Eligibility Criteria for Full-Time Student Overage Dependents
To be considered overage dependents as full-time students and retain benefits coverage, they must meet the following criteria:
- Enrollment in Full-Time Studies: Overage dependents must be actively enrolled in full-time studies at a recognized post-secondary educational institution or participate in a Co-op program sponsored by the same institution.
- Financial Reliance: They should primarily depend on a parent or guardian for financial support and not work more than 30 hours per week while in school. During non-school periods, they can work more than 30 hours per week.
- Marital Status: If a dependent child is married or in a common-law relationship, they become dependent on their spouse’s plan, not their parents’. However, disabled dependents recognized by the Canada Revenue Agency (CRA) can still enjoy coverage.
Common Scenarios Involving Full-Time Student Overage Dependents
Plan administrators must stay vigilant and update employee information. Here are four common scenarios to watch for:
- High School Graduation: Graduating high school and becoming financially independent or not pursuing full-time post-secondary education means removal from the benefits plan. Administrators should remind employees at this time.
- Age of Majority: When dependents reach age limits (often 21), they become overage dependents and must meet full-time student criteria. Administrators should reach out to employees to discuss their options.
- Age Limit for Overage Dependents: Most plans limit coverage for full-time student overage dependents up to age 25 or 26. Administrators should be aware of this milestone and the insurance provider’s automated removal process.
- College or University Graduation: Upon completing their academic journey, full-time student overage dependents no longer qualify for coverage unless they continue full-time education. Administrators should remind employees annually and update dependent status accordingly.
Each of these scenarios represents a “life event” that can affect benefits coverage.

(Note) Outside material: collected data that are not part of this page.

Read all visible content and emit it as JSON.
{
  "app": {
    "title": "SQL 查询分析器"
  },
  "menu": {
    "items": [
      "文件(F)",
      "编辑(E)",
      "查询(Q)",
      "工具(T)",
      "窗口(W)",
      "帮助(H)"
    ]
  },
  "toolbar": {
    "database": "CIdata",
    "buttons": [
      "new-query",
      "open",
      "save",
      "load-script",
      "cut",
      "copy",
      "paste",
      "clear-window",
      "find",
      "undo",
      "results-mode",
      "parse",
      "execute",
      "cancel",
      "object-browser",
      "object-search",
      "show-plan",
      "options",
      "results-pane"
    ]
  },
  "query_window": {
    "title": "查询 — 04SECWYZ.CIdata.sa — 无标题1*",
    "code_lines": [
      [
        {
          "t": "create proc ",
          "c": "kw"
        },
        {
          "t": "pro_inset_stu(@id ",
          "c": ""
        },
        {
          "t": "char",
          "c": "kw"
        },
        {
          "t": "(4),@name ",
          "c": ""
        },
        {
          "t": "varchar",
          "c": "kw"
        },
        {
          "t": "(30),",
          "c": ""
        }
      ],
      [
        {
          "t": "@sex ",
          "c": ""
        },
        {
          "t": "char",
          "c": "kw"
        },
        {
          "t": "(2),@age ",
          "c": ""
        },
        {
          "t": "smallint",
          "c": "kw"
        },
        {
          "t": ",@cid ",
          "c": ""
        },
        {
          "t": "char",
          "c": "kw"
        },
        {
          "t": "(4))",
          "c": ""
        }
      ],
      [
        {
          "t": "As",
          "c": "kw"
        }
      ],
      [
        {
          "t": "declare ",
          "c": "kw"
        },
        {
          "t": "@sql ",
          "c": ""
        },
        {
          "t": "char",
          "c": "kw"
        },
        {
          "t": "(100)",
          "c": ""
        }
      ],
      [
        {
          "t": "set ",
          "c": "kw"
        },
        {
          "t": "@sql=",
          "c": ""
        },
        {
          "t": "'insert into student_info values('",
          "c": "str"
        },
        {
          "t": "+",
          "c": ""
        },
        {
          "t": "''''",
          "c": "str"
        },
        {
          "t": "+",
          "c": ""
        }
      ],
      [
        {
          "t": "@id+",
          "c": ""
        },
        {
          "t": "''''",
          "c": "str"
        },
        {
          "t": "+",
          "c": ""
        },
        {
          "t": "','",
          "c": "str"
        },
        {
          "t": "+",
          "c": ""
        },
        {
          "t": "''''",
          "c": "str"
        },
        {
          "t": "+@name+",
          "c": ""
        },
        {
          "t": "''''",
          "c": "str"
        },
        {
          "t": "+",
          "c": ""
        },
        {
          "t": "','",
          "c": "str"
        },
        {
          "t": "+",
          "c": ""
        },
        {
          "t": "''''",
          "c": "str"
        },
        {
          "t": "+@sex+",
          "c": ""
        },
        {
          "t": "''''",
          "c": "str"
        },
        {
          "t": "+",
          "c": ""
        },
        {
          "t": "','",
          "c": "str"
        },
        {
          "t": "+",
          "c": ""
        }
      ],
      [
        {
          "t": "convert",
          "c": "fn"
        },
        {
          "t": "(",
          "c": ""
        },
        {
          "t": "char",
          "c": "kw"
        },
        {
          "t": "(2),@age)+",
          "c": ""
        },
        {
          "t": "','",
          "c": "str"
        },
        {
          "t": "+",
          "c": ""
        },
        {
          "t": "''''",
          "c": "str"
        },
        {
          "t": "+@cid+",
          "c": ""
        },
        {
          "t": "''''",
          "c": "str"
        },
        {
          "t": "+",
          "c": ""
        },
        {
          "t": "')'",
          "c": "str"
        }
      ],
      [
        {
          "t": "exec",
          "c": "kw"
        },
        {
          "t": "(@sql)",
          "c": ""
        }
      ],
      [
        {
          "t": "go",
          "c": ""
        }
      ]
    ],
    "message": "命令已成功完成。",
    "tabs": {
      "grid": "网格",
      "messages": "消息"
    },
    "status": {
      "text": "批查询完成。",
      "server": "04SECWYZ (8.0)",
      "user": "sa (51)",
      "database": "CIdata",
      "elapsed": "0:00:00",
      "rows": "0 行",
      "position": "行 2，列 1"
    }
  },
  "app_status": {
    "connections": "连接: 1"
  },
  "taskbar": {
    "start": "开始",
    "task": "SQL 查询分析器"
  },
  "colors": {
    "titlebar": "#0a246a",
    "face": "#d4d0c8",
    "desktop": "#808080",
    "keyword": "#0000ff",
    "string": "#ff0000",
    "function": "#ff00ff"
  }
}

Responsibilities and Liabilities of Plan Administrators
Maintaining accurate information, including full-time student overage dependents, is the responsibility of plan administrators. Key tasks include:
- Notification: Administrators must promptly inform the insurer and parents or guardians when a dependent child becomes an overage dependent while in full-time education.
- Annual Updates: Full-time student overage dependents must meet eligibility criteria annually. Administrators must re-verify each dependent’s status to ensure continued benefits.
- Periodic Audits: Regularly reviewing the list of active employees and their full-time student dependents helps identify ineligible dependents, preventing unnecessary premium payments and claims.
In conclusion, understanding overage dependents and their eligibility criteria as full-time students is crucial for plan administrators and employees. By staying informed and managing dependent status actively, employers can ensure smooth employee benefits plans and avoid complications.